26. Le système de forage selon la revendication 25, dans lequel ledit premier organe comprend
un aimant et ledit deuxième organe comprend un capteur magnétique.
27. Le système de forage selon l'une quelconque des revendications 23 à 26, comprenant
en outre un système télémétrique (39) fournissant une liaison télémétrique bidirectionnelle,
entre ledit ensemble de forage et un emplacement en surface.
28. Le système de forage selon l'une quelconque des revendications 23 à 27, comprenant
en outre au moins un capteur de fond de trou, adapté pour détecter l'un parmi : (a)
des paramètres liés à la formation ; (b) des propriétés de fluide de forage ; (c)
des paramètres de forage ; (d) des conditions d'ensemble de forage ; (e) l'orientation
de ladite gaine rotative, et (f) l'orientation dudit ensemble de pilotage directionnel.

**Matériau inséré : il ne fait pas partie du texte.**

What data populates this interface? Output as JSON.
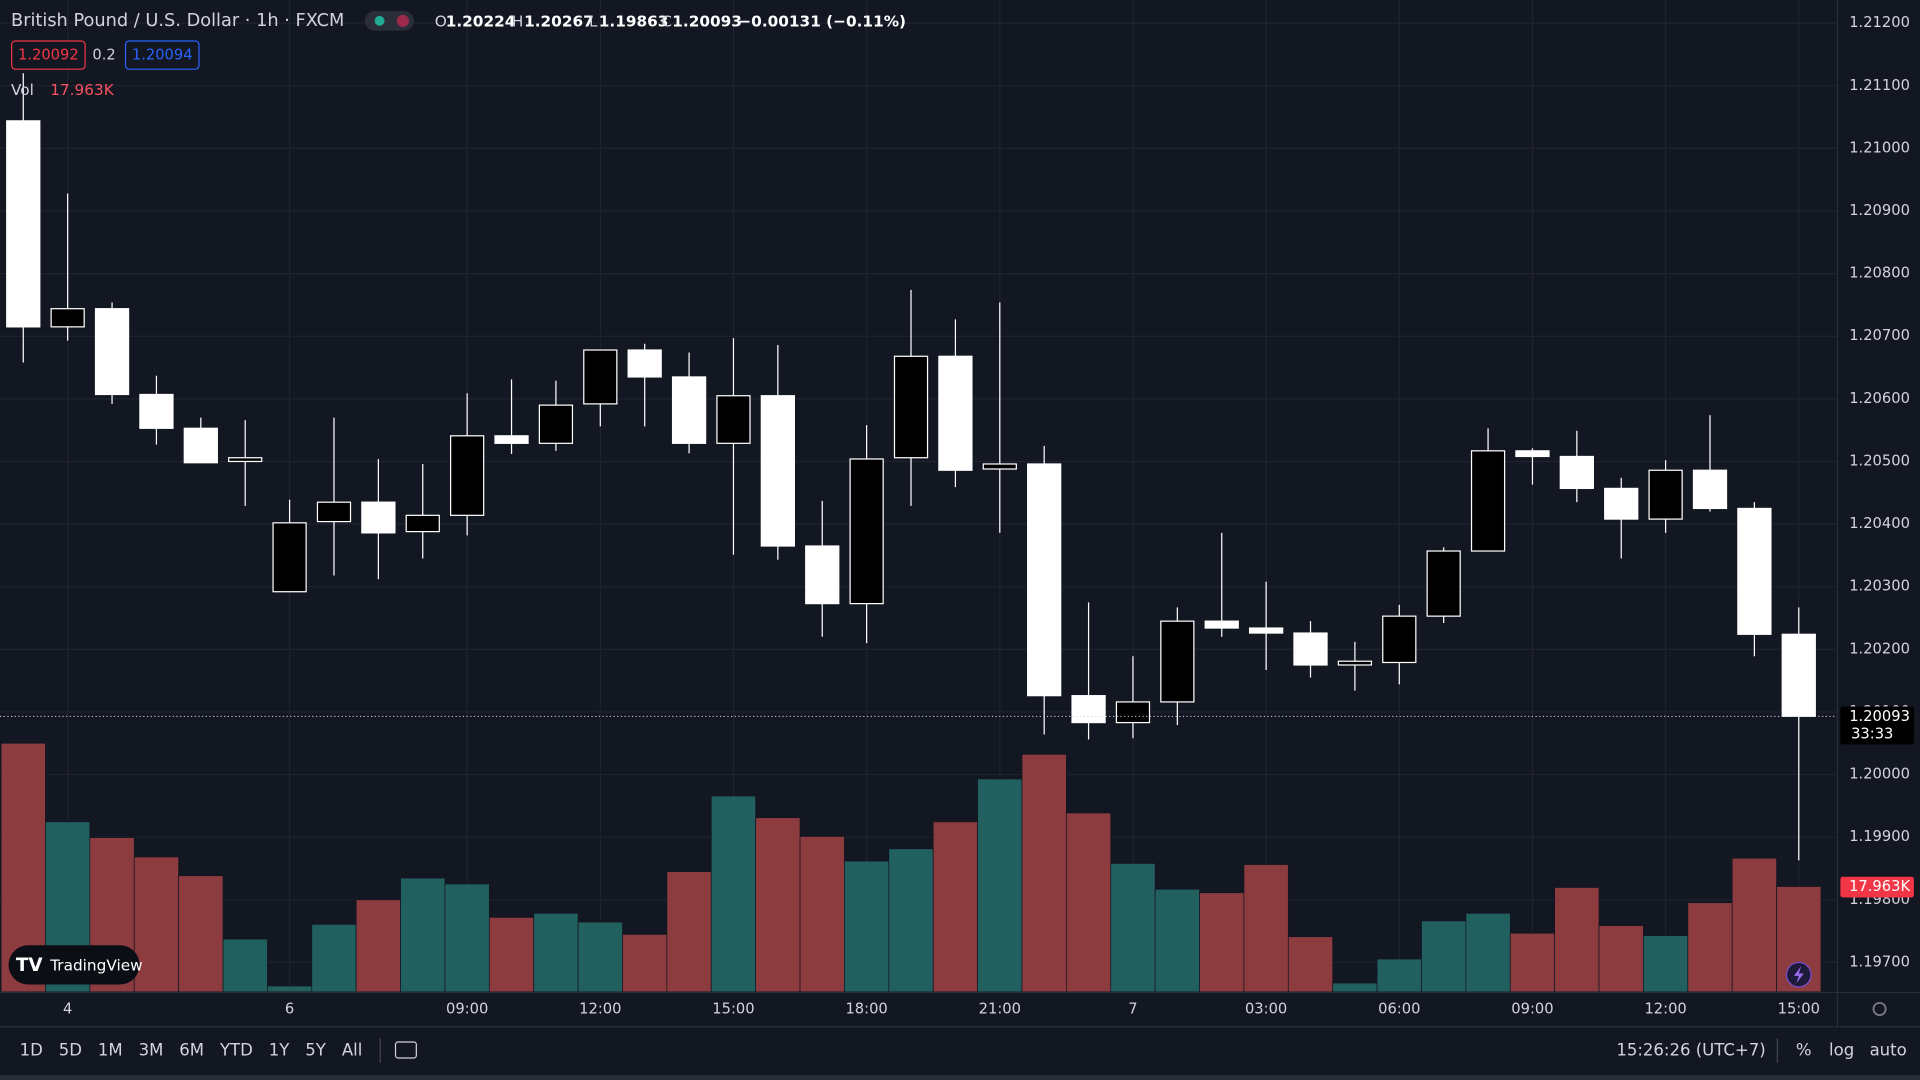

29. Le système de forage selon l'une quelconque des revendications 23 à 28, comprenant
en outre un processeur (42), adapté pour le pilotage directionnel de l'ensemble de
forage dans une direction sélectionnée.
30. Le système de forage selon l'une quelconque des revendications 23 à 28, comprenant
en outre une unité de commande en surface (40) et un processeur (42), positionné à
proximité dudit boîtier, ladite unité de commande de surface et ledit processeur coopérant
pour le pilotage directionnel de l'ensemble de forage, le long d'une trajectoire de
puits prédéterminée.
31. Le système de forage selon l'une quelconque des revendications 23 à 30, comprenant
en outre un moteur de forage (120) pour la rotation de l'outil de forage (50), ledit
moteur de forage étant alimenté en puissance par ledit fluide de forage.